Apple is delaying their previously announced enforcement of App Transport Security until further notice:

App Transport Security (ATS), introduced in iOS 9 and OS X v10.11, improves user security and privacy by requiring apps to use secure network connections over HTTPS. At WWDC 2016 we announced that apps submitted to the App Store will be required to support ATS at the end of the year. To give you additional time to prepare, this deadline has been extended and we will provide another update when a new deadline is confirmed. Learn more about ATS.

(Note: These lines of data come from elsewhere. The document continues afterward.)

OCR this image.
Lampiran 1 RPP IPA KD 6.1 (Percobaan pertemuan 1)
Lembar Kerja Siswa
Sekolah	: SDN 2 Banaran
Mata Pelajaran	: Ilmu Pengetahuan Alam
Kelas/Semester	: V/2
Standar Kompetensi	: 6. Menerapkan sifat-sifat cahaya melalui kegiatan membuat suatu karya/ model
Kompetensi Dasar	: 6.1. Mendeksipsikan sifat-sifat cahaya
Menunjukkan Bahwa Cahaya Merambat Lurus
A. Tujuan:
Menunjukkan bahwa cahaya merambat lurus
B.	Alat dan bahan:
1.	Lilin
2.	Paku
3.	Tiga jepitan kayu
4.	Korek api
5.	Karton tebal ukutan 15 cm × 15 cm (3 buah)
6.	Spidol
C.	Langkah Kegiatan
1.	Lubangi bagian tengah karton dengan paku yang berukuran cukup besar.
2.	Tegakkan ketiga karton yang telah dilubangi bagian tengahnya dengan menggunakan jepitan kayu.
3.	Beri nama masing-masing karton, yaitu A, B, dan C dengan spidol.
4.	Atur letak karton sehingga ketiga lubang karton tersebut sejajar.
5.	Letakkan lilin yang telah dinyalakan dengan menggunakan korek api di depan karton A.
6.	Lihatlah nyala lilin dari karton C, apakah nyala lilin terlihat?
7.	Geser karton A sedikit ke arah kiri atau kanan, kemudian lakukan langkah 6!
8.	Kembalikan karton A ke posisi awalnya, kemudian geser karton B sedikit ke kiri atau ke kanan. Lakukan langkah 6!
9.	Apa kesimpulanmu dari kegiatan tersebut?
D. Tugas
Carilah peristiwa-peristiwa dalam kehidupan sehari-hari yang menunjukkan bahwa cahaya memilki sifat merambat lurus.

I was very encouraged when they first introduced ATS, since as an iOS user I knew that the requirements it imposed would have a positive impact on the security of the apps many people use each day. Hearing that Apple would enforce ATS with only some case-by-case exceptions as part of app review was even better. As a security-conscious individual, reading about this delay is disheartening to say the least.

I can only speculate on why Apple may be doing this. My first guess is that they’re recording how many apps are still being submitted with ATS exceptions, and that amount must be too great for them to feel comfortable enforcing this new rule. They may not want the hassle of manually approving apps that ship with ATS exceptions, or they may not want to lock developers out of providing fixes and updates to users if the security of the services those apps use largely aren’t in developers’ control.

If you haven’t yet, I recommend reading the guide to configuring ATS in your app which is pretty comprehensive. One thing it doesn’t note though is that (as of iOS 9, last time I checked) there’s also a requirement that the TLS certificate have a SHA256 fingerprint, which is not documented here (that requirement is wrapped in the perfect forward secrecy exception). If everything else according to your certificate is up to snuff, this might be the sticking point if your server has an old cert still installed. Certificate authorities have stopped issuing new certs that don’t use SHA256 as of January 2016, so this most likely won’t happen now, but it’s something to watch out for.

You can also check if the services you connect to are ATS-ready in a couple of simple ways:

  1. Using the ssl test at SSL Labs. If you get a grade of A or better, you’re almost certainly good to go. You’ll get a great report on what your certificate and server support for TLS, and any major problems are explained clearly and in detail.
  2. Using nscurl on the command line from macOS. I haven’t explored what else nscurl does, but it provides a handy tool that you can use to see which ATS configurations your server will pass and fail with: nscurl --ats-diagnostics You can then learn what the smallest set of exceptions you need in order to configure ATS for your app are.

I strongly urge you to do whatever you can to influence the security of the services you consume. If your company doesn’t yet support the most recent versions of TLS with strong ciphers that use perfect forward secrecy and certificates created this year, pushing for those changes can only help protect your users from having their data stolen. If the services you use are external, then you have less influence, but any pressure you can put on those providers to employ modern security practices will help us all enjoy a more secure and private experience on the internet.